Bene, è arrivato il mio turno. Salto sulla Cube e scopro subito che il posteriore è piuttosto alto, anche se non quanto quello della Kawasaki MotoGP da me provata in precedenza a Valencia, che oltretutto è anche più larga. Seduti in sella la moto dà la sensazione di essere abbastanza rigida e, tutto sommato, sembra più massiccia della Honda di Rossi e altrettanto lunga. La larghezza è più o meno quella imposta dalla bancata dei tre cilindri fronte marcia che, stando a quanto affermato da Jan Witteveen, responsabile del reparto corse Aprilia, non è nemmeno tanto larga, considerando che la Cube non ha un alesaggio così spinto come quello della Jaguar V10 Formula 1 da cui sostanzialmente deriva.
Anche se la RS3 sembra abbastanza alta, con un centro di gravità relativamente elevato e non è particolarmente agile in curva, la posizione di guida è corretta, piacevole, e il pilota gode di buona protezione sia da parte della carenatura, sia del cupolino, che si dimostra alla prova pratica, più largo di quanto sembri a prima vista.

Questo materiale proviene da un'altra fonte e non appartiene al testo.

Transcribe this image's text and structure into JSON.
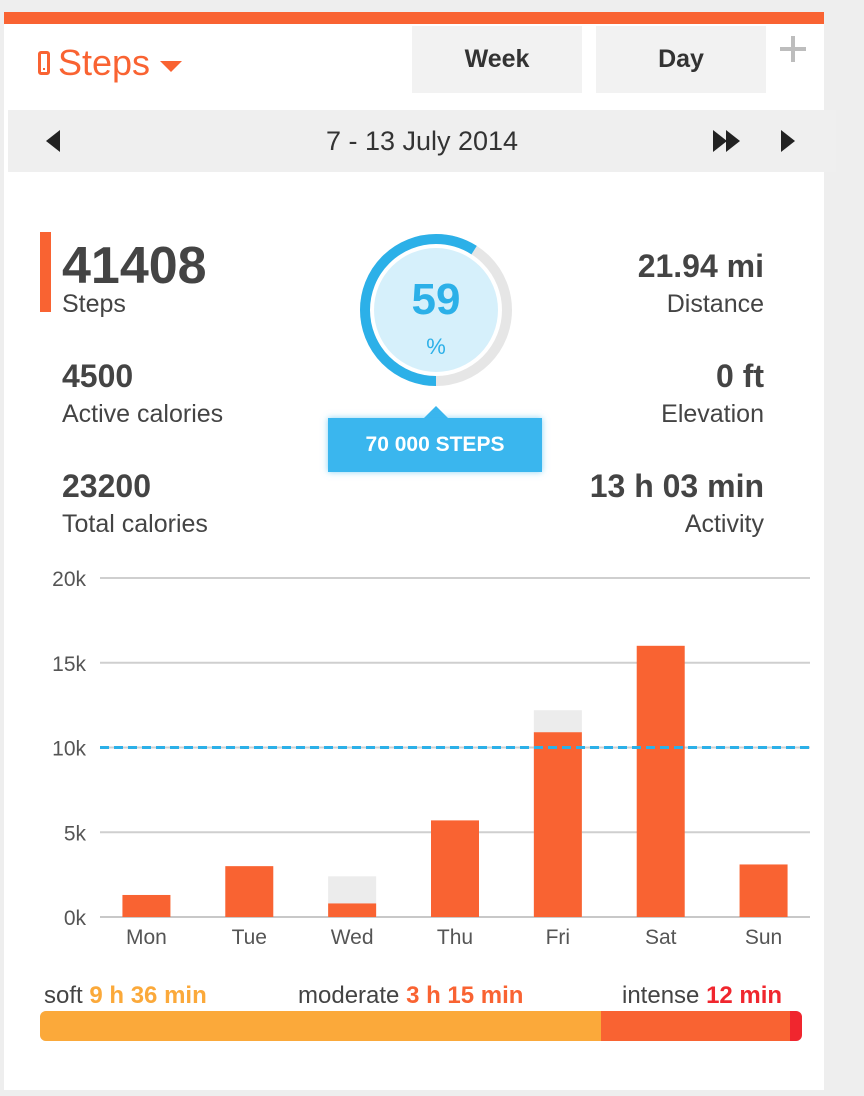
{
  "header": {
    "metric_label": "Steps",
    "tabs": [
      {
        "label": "Week",
        "selected": true
      },
      {
        "label": "Day",
        "selected": false
      }
    ],
    "add_icon": "plus-icon"
  },
  "date_nav": {
    "range": "7 - 13 July 2014",
    "prev_icon": "triangle-left-icon",
    "fast_forward_icon": "fast-forward-icon",
    "next_icon": "triangle-right-icon"
  },
  "summary": {
    "steps": {
      "value": "41408",
      "label": "Steps"
    },
    "active_calories": {
      "value": "4500",
      "label": "Active calories"
    },
    "total_calories": {
      "value": "23200",
      "label": "Total calories"
    },
    "distance": {
      "value": "21.94 mi",
      "label": "Distance"
    },
    "elevation": {
      "value": "0 ft",
      "label": "Elevation"
    },
    "activity": {
      "value": "13 h 03 min",
      "label": "Activity"
    }
  },
  "goal": {
    "percent": "59",
    "percent_symbol": "%",
    "progress_fraction": 0.59,
    "label": "70 000 STEPS"
  },
  "colors": {
    "accent": "#f96332",
    "blue": "#2cb0e8",
    "soft": "#fba93a",
    "moderate": "#f96332",
    "intense": "#f0262e",
    "ghost_bar": "#ececec"
  },
  "chart_data": {
    "type": "bar",
    "categories": [
      "Mon",
      "Tue",
      "Wed",
      "Thu",
      "Fri",
      "Sat",
      "Sun"
    ],
    "series": [
      {
        "values": [
          1300,
          3000,
          800,
          5700,
          10900,
          16000,
          3100
        ]
      },
      {
        "values": [
          1300,
          3000,
          2400,
          5700,
          12200,
          16000,
          3100
        ]
      }
    ],
    "yticks": [
      "0k",
      "5k",
      "10k",
      "15k",
      "20k"
    ],
    "ylim": [
      0,
      20000
    ],
    "goal_line": 10000,
    "grid": true
  },
  "activity": {
    "soft": {
      "label": "soft",
      "value": "9 h 36 min",
      "minutes": 576
    },
    "moderate": {
      "label": "moderate",
      "value": "3 h 15 min",
      "minutes": 195
    },
    "intense": {
      "label": "intense",
      "value": "12 min",
      "minutes": 12
    }
  }
}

Un meccanico della squadra corse Aprilia mette in moto il motore col particolare avviatore meccanico innestato sull’estremità destra del collo d’oca, e la RS3 prende vita con l’inconfondibile musica del tre cilindri. A mio parere il rombo del tre cilindri è il più bello in assoluto, penso a quello delle MV-3 o delle BSA-3, o della Saxon Triumph con cui ho corso non tanto tempo fa: tutte moto dalla musicalità eccezionale, la cui tradizione è seguita rigorosamente dall’Aprilia.
È interessante notare che il regime minimo del motore non è molto alto: circa 2500 giri, e ciò mi meraviglia e mi fa pensare a come l’Aprilia possa aver superato il problema dell’eccessivo freno motore in ingresso di curva.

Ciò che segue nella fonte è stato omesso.